WRAS Staff Respond to GPB Letter

Last week I reported on the back and forth letters between two Georgia public radio groups in reference to Georgia Public Broadcasting (GPB)’s recent takeover of daytime FM programming over Georgia State University station WRAS-FM. In response to the public dialogue between Public Broadcasting Atlanta (WABE) and GPB, WRAS Atlanta Album 88 staff penned their own letter to GPB Chairman Michael McDougald. WRAS writes,

While the long-term impacts are yet to be felt, this intrusion into WRAS’s daytime analog signal has had short-term consequences on the morale of the staff as well as our impact on national charts. Not only is this a bad deal for students, especially since we were completely left out of the negotiations, but it’s also bad for the entire Atlanta area. GPB on WRAS duplicates 64% (in real-time) of the programming that can already be heard on Atlanta’s NPR Station (WABE-FM); it also duplicates 96% of overall WABE programming that is available via their FM and HD signals. We stand with Dr. Sullivan and the PBA Board of Directors in their assertion that this duplication by GPB, a state agency with almost half its funding coming from taxpayers, is a ‘wasteful intrusion’ into the Atlanta market–all at the expense of student opportunity.”

WRAS also points out that student fees have supported the student station over the years and that an allocation of funds to support a new transmitter was made without students being told of the future use of the transmitter by an outside group. According to the letter,

Because our station been built and supported 100% by student activity fees since the beginning, it seems that an individual stressing the importance of a healthy democracy would encourage allowing all stakeholders to have a seat at the table. Such a failure to include students in the negotiations of this deal is not only a bad reflection on GSU but also on GPB and is even more of an insult when considering that the new WRAS transmitter that GPB will be using (notably for more hours per week than students) was paid for in full with $313,098 in student activity fees. The committee that allocated these fees had no knowledge of your future intended use since GPB along with GSU did not include students in this decision.”

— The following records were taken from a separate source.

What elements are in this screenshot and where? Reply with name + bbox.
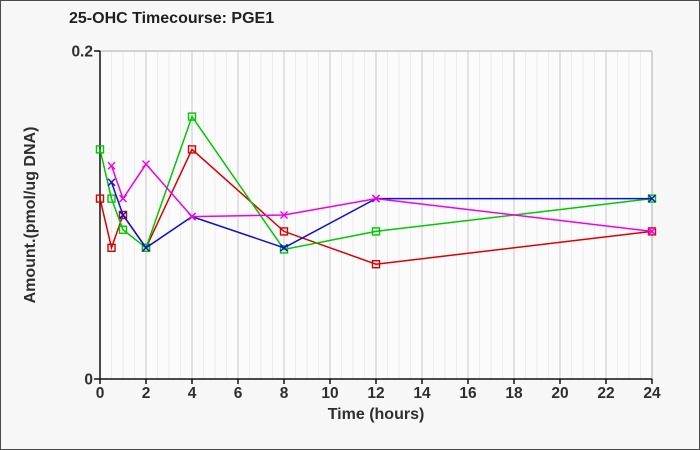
series-red-marker [118,210,128,220]
y-axis-title: Amount.(pmol/ug DNA) [22,126,39,304]
chart-title: 25-OHC Timecourse: PGE1 [69,10,275,27]
x-axis-title: Time (hours) [327,406,425,423]
series-blue-marker [119,211,127,219]
series-green-marker [371,227,381,236]
x-tick-label: 8 [280,385,289,402]
x-tick-label: 12 [367,385,384,402]
series-green-marker [279,245,289,254]
series-red-marker [95,194,105,203]
series-magenta-marker [119,194,127,203]
series-red-line [99,148,653,265]
x-tick-label: 14 [413,385,431,402]
series-blue-marker [107,178,116,187]
series-magenta-marker [188,212,196,221]
series-red-marker [279,227,289,236]
series-green-marker [118,225,128,234]
y-tick-label: 0.2 [71,44,93,61]
x-tick-label: 22 [597,385,614,402]
x-tick-label: 18 [505,385,523,402]
x-tick-label: 20 [551,385,568,402]
x-tick-label: 16 [459,385,477,402]
series-magenta-marker [372,194,380,203]
x-tick-label: 4 [188,385,197,402]
series-red-marker [371,260,381,269]
series-green-line [99,114,653,251]
series-green-marker [107,194,116,203]
series-red-marker [187,145,197,154]
x-tick-label: 0 [96,385,105,402]
series-magenta-marker [648,227,656,236]
x-tick-label: 2 [142,385,151,402]
series-magenta-marker [142,160,150,169]
series-blue-marker [648,194,656,203]
x-tick-label: 6 [234,385,243,402]
x-tick-label: 24 [643,385,661,402]
series-green-marker [187,112,197,121]
x-tick-label: 10 [321,385,338,402]
series-blue-marker [142,243,150,252]
y-tick-label: 0 [84,372,93,389]
series-magenta-marker [107,161,116,170]
series-green-marker [95,145,105,154]
series-magenta-marker [280,211,288,219]
series-blue-marker [280,243,288,252]
series-green-marker [141,243,151,253]
series-red-marker [107,243,116,253]
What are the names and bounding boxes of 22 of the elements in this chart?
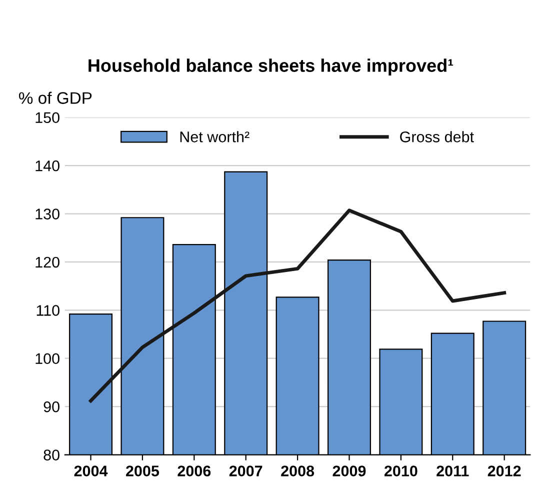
x-tick-label: 2010 (384, 466, 418, 476)
legend-label: Net worth² (180, 131, 250, 142)
x-tick-label: 2004 (74, 466, 108, 476)
y-tick-label: 130 (36, 208, 60, 220)
x-tick-label: 2006 (178, 466, 211, 476)
chart-title: Household balance sheets have improved¹ (88, 58, 454, 76)
y-tick-label: 150 (36, 112, 60, 124)
y-tick-label: 100 (36, 353, 60, 364)
y-tick-label: 110 (36, 305, 60, 316)
y-tick-label: 90 (44, 401, 60, 412)
line-series (89, 208, 506, 403)
x-tick-label: 2009 (332, 466, 366, 476)
y-tick-label: 120 (36, 256, 60, 268)
y-tick-label: 140 (36, 160, 60, 172)
x-tick-label: 2005 (126, 466, 160, 476)
x-tick-label: 2011 (436, 466, 469, 476)
x-tick-label: 2007 (229, 466, 262, 476)
x-tick-label: 2008 (281, 466, 314, 476)
y-axis-title: % of GDP (18, 92, 92, 104)
legend-label: Gross debt (400, 131, 474, 142)
x-tick-label: 2012 (488, 466, 521, 476)
y-tick-label: 80 (44, 450, 60, 460)
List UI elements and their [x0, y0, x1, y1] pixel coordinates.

In the letter, WRAS also states that it will continue to fight this deal, arguing that, “While the GSU administration has heard our concerns and is actively trying to salvage student airtime during the day, our fight is not over. We are pursuing every route possible to ensure that this deal does not last, though things would end much cleaner for both GSU and GPB if one party stepped up to the table and gave back to students what is rightfully theirs.”

Also this week, WRAS supporters attended the GPB Board meeting. After they made some statements to the board, the President of GPB agreed to meet with WRAS staff. It’s unclear when this will happen, but it apparently comes after numerous prior attempts to schedule a meeting between WRAS and GPB. Updates about the situation at WRAS can be found on the Save WRAS Facebook page, Save WRAS website, and on Twitter at SaveWRAS and #SaveWRAS.

College Radio in Connecticut Gets Some Press

In better news, New Haven Living just ran an article highlighting a diverse roster of college radio stations in Connecticut. There are some nice profiles of WNHU-FM (University of New Haven), WCNI-FM (Connecticut College), WQAQ-FM (Quinnipiac University), WVOF-FM (Fairfield University), WSIN-AM (campus-only AM at Southern Connecticut State University), and WHRT (streaming station at Sacred Heart University).


We report on college radio news every Friday in our College Radio Watch column.